Well, we made it. Today is 1 October 2012 and the culmination of years of effort on the parts of many. From the talk of ‘hard’ and ‘soft’ compulsion (a full 10 years before Fifty Shades of Grey) to the realisation that this was unstoppable; from the furore over NEST charges to the as-yet unproven admin capabilities of everyone’s favourite truck builder, Tata, it’s never been less than a fascinating journey.
On such a momentous day, one looks outward for something appropriate to quote to mark the occasion. And, as so often, one’s thoughts turn to that great pensions guru, the late, lamented Dr Hunter S Thompson, who never quite said this:
“So listen up Bubba, and listen good, for I am a Doctor of Journalism and I know whereof I speak…the auto-enrolment hog is out of the tunnel and stands, blinking, in the watery sunshine while all around it circle the mediocre hacks with knives out and fear and hatred in their bloodshot eyes waiting to take a slice out of the poor bastard…I expect bad craziness, Bubba, and I expect it soon…”
I think we can all get next to that, don’t you?
For what it’s worth, here are just a few quick thoughts based on watching this for however many years…
1. It will work – I have no idea how many previously unpensioned staff will heed the call, but some will, maybe lots, and that’s a result.
2. It will get simpler – right now, many employers are wishing that full compulsion was coming in as managing opt-outs is (technical term) a bugger. But as we get movement on PAYE period alignment and software gets more connected and smarter, these pains will ease. I was really impressed with some of the kit on display at the EB Live employee benefits expo last week.
3. It will be another kidney punch to the lifecos – as if they didn’t have enough to worry about, NEST and its low-cost competitors NOW and the People’s Pension are a massive persistency threat to back books. Take this one seriously – it’ll be a slow burn, but within 6-7 years (not long in pension terms) the big insurers will have a markedly different business mix. All those commission-based schemes not so much, as it turned out, of a great idea.
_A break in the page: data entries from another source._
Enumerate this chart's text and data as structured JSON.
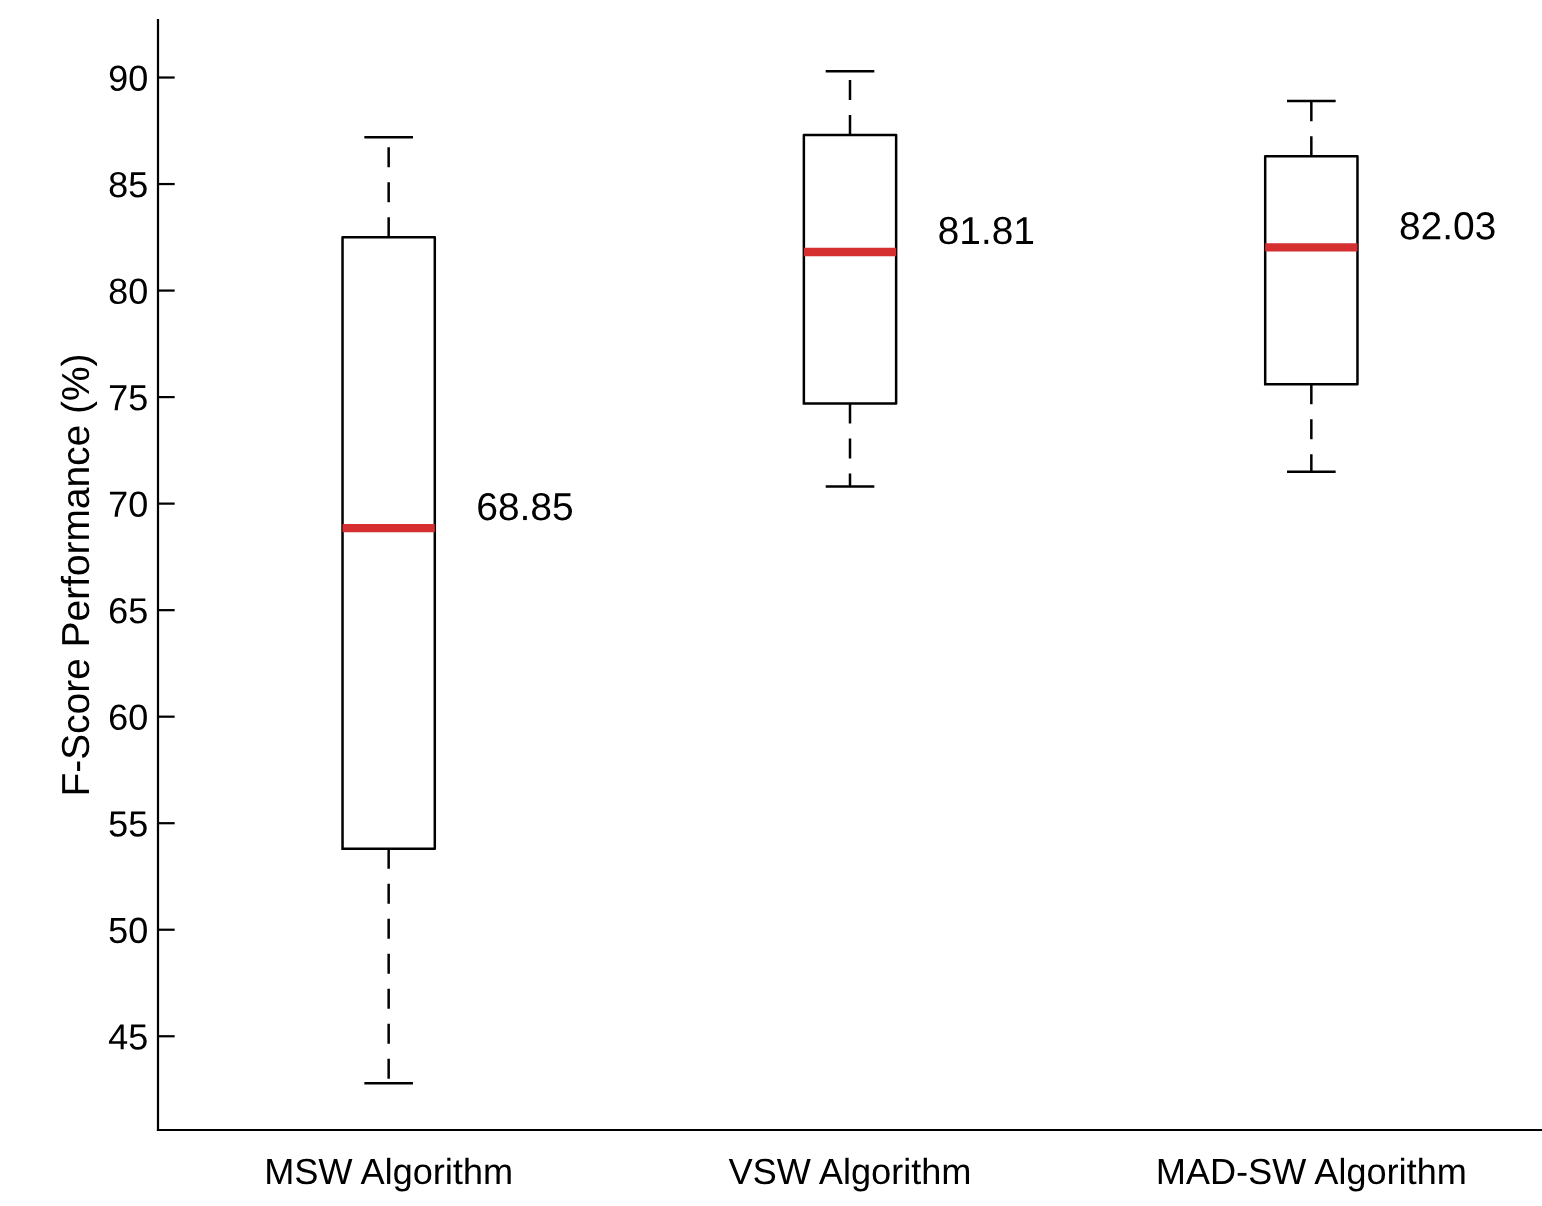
{
  "chart_data": {
    "type": "box",
    "ylabel": "F-Score Performance (%)",
    "categories": [
      "MSW Algorithm",
      "VSW Algorithm",
      "MAD-SW Algorithm"
    ],
    "boxes": [
      {
        "low": 42.8,
        "q1": 53.8,
        "median": 68.85,
        "q3": 82.5,
        "high": 87.2
      },
      {
        "low": 70.8,
        "q1": 74.7,
        "median": 81.81,
        "q3": 87.3,
        "high": 90.3
      },
      {
        "low": 71.5,
        "q1": 75.6,
        "median": 82.03,
        "q3": 86.3,
        "high": 88.9
      }
    ],
    "color": "#000000",
    "ylim": [
      40.6,
      92.7
    ],
    "yticks": [
      45,
      50,
      55,
      60,
      65,
      70,
      75,
      80,
      85,
      90
    ],
    "annotations": [
      {
        "text": "68.85",
        "x": "MSW Algorithm",
        "y": 68.85
      },
      {
        "text": "81.81",
        "x": "VSW Algorithm",
        "y": 81.81
      },
      {
        "text": "82.03",
        "x": "MAD-SW Algorithm",
        "y": 82.03
      }
    ],
    "grid": false,
    "legend": false
  }
}
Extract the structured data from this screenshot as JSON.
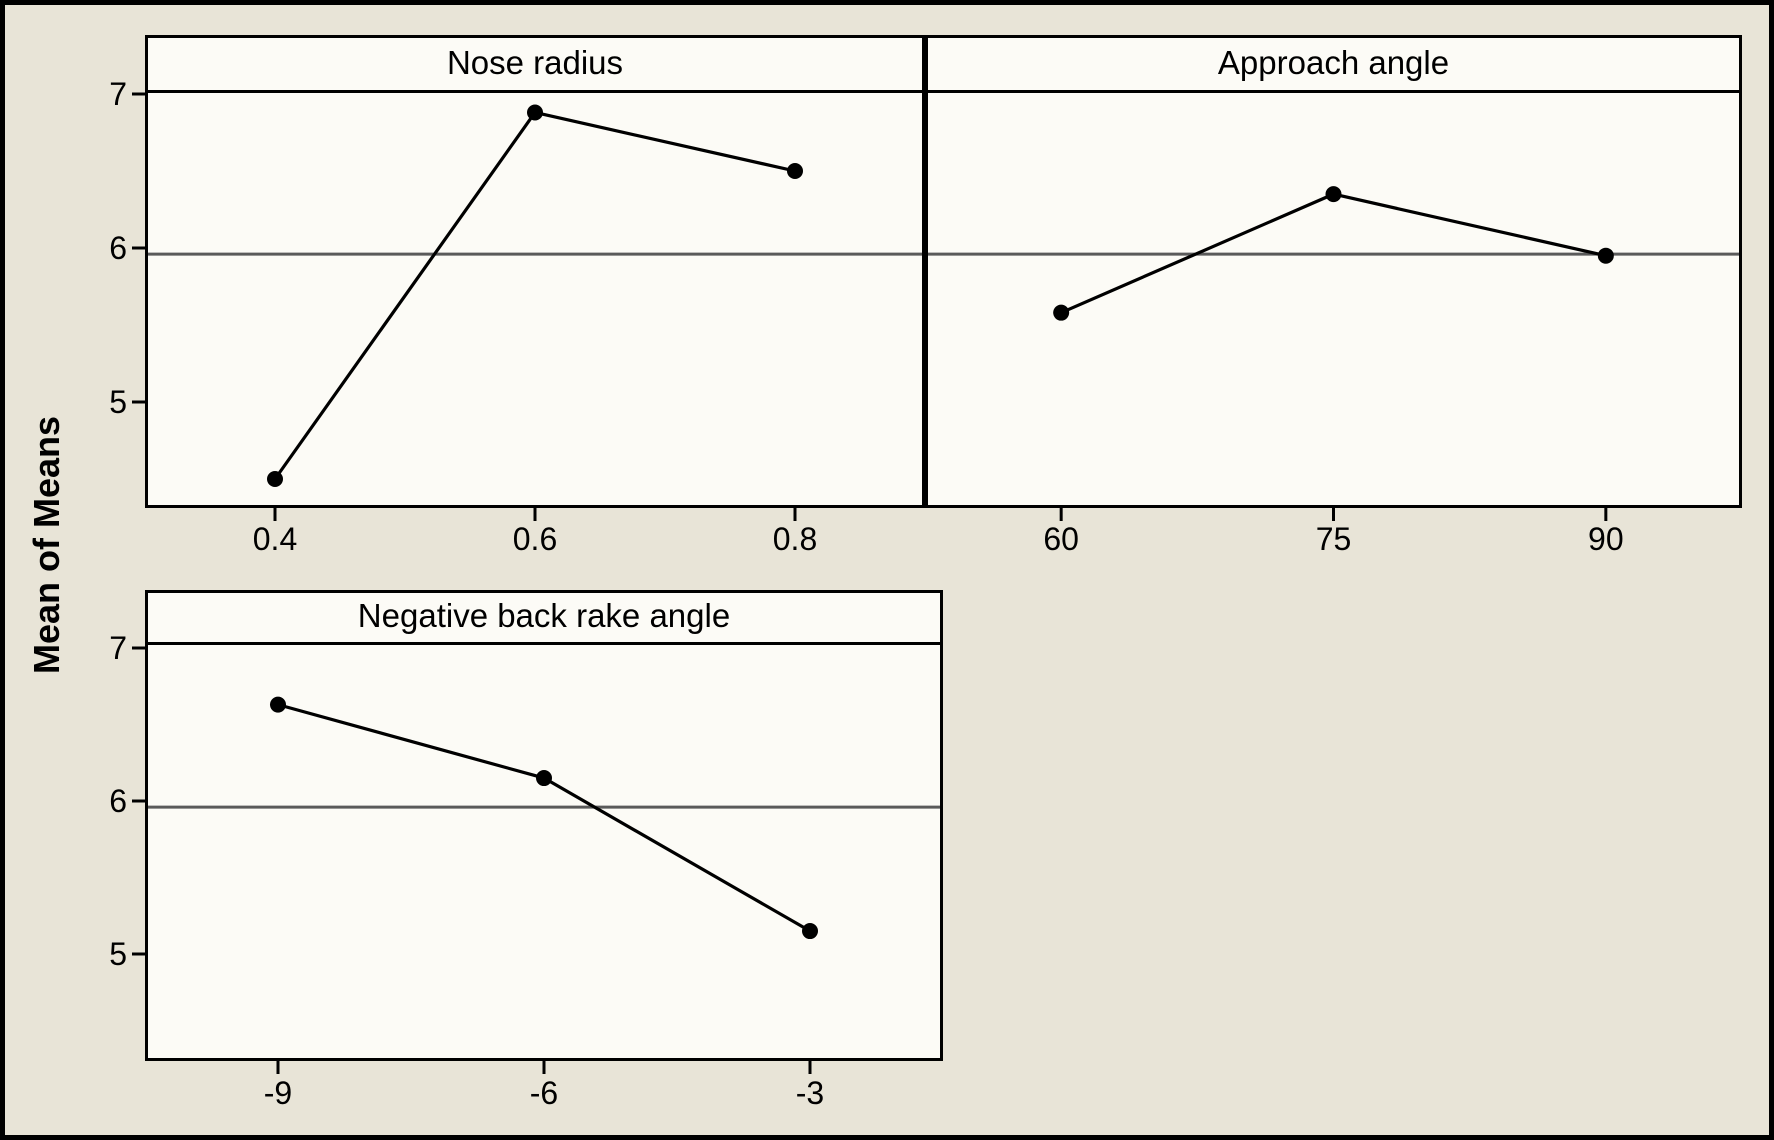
{
  "figure": {
    "kind": "paneled line plot",
    "ylabel": "Mean of Means"
  },
  "colors": {
    "background": "#e8e4d7",
    "panel_fill": "#fcfbf6",
    "line": "#000000",
    "reference_line": "#5a5a5a",
    "border": "#000000"
  },
  "y_axis": {
    "label": "Mean of Means",
    "ticks": [
      "7",
      "6",
      "5"
    ]
  },
  "reference_line_value": 5.96,
  "chart_data": [
    {
      "type": "line",
      "title": "Nose radius",
      "categories": [
        "0.4",
        "0.6",
        "0.8"
      ],
      "values": [
        4.5,
        6.88,
        6.5
      ],
      "xlabel": "",
      "ylabel": "Mean of Means",
      "yticks": [
        7,
        6,
        5
      ],
      "ylim": [
        4.3,
        7.05
      ],
      "grid": false,
      "legend": false,
      "marker": "filled-circle",
      "reference_line": 5.96
    },
    {
      "type": "line",
      "title": "Approach angle",
      "categories": [
        "60",
        "75",
        "90"
      ],
      "values": [
        5.58,
        6.35,
        5.95
      ],
      "xlabel": "",
      "ylabel": "Mean of Means",
      "yticks": [
        7,
        6,
        5
      ],
      "ylim": [
        4.3,
        7.05
      ],
      "grid": false,
      "legend": false,
      "marker": "filled-circle",
      "reference_line": 5.96
    },
    {
      "type": "line",
      "title": "Negative back rake angle",
      "categories": [
        "-9",
        "-6",
        "-3"
      ],
      "values": [
        6.63,
        6.15,
        5.15
      ],
      "xlabel": "",
      "ylabel": "Mean of Means",
      "yticks": [
        7,
        6,
        5
      ],
      "ylim": [
        4.3,
        7.05
      ],
      "grid": false,
      "legend": false,
      "marker": "filled-circle",
      "reference_line": 5.96
    }
  ]
}
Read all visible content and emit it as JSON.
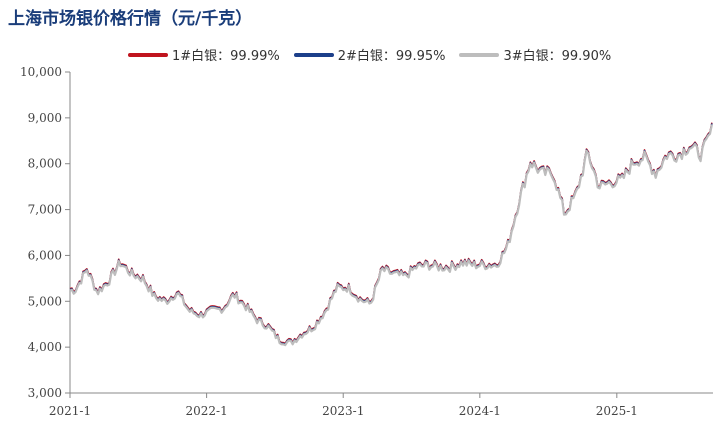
{
  "chart_data": {
    "type": "line",
    "title": "上海市场银价格行情（元/千克）",
    "xlabel": "",
    "ylabel": "",
    "ylim": [
      3000,
      10000
    ],
    "yticks": [
      "3,000",
      "4,000",
      "5,000",
      "6,000",
      "7,000",
      "8,000",
      "9,000",
      "10,000"
    ],
    "ytick_values": [
      3000,
      4000,
      5000,
      6000,
      7000,
      8000,
      9000,
      10000
    ],
    "xlim": [
      "2021-01-01",
      "2025-09-15"
    ],
    "xticks": [
      "2021-1",
      "2022-1",
      "2023-1",
      "2024-1",
      "2025-1"
    ],
    "xtick_dates": [
      "2021-01-01",
      "2022-01-01",
      "2023-01-01",
      "2024-01-01",
      "2025-01-01"
    ],
    "grid": false,
    "legend_position": "top",
    "series": [
      {
        "name": "1#白银：99.99%",
        "color": "#c0141e"
      },
      {
        "name": "2#白银：99.95%",
        "color": "#1c3f8a"
      },
      {
        "name": "3#白银：99.90%",
        "color": "#bdbdbd"
      }
    ],
    "x": [
      "2021-01",
      "2021-02",
      "2021-03",
      "2021-04",
      "2021-05",
      "2021-06",
      "2021-07",
      "2021-08",
      "2021-09",
      "2021-10",
      "2021-11",
      "2021-12",
      "2022-01",
      "2022-02",
      "2022-03",
      "2022-04",
      "2022-05",
      "2022-06",
      "2022-07",
      "2022-08",
      "2022-09",
      "2022-10",
      "2022-11",
      "2022-12",
      "2023-01",
      "2023-02",
      "2023-03",
      "2023-04",
      "2023-05",
      "2023-06",
      "2023-07",
      "2023-08",
      "2023-09",
      "2023-10",
      "2023-11",
      "2023-12",
      "2024-01",
      "2024-02",
      "2024-03",
      "2024-04",
      "2024-05",
      "2024-06",
      "2024-07",
      "2024-08",
      "2024-09",
      "2024-10",
      "2024-11",
      "2024-12",
      "2025-01",
      "2025-02",
      "2025-03",
      "2025-04",
      "2025-05",
      "2025-06",
      "2025-07",
      "2025-08",
      "2025-09"
    ],
    "values": [
      5250,
      5700,
      5200,
      5450,
      5850,
      5600,
      5500,
      5100,
      5000,
      5200,
      4800,
      4700,
      4800,
      4850,
      5150,
      4900,
      4600,
      4450,
      4150,
      4100,
      4300,
      4450,
      4800,
      5300,
      5300,
      5050,
      4950,
      5700,
      5600,
      5550,
      5750,
      5800,
      5750,
      5750,
      5850,
      5800,
      5800,
      5800,
      6200,
      7200,
      8050,
      7800,
      7800,
      6900,
      7350,
      8250,
      7500,
      7600,
      7650,
      8050,
      8150,
      7800,
      8200,
      8200,
      8400,
      8200,
      8800
    ]
  }
}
4. It will cause blight for advisers – in research the lang cat conducted recently in association with our friends at The Platforum for our new jointly produced and on-sale-now Corporate Platform Guide (which I commend to you wholeheartedly), employers overwhelmingly want to get AE sorted before considering other shiny stuff, especially corporate ISAs and new platforms.
So there you have it. It’s here and it’s not going away. Today is the first day of what HST might have called The New Pensions Seriousness. A warm(ish) welcome to AE, then, and good luck to those employees who left the opt-out box unticked and are starting their first pension journey.
The statements will still be rubbish, by the way.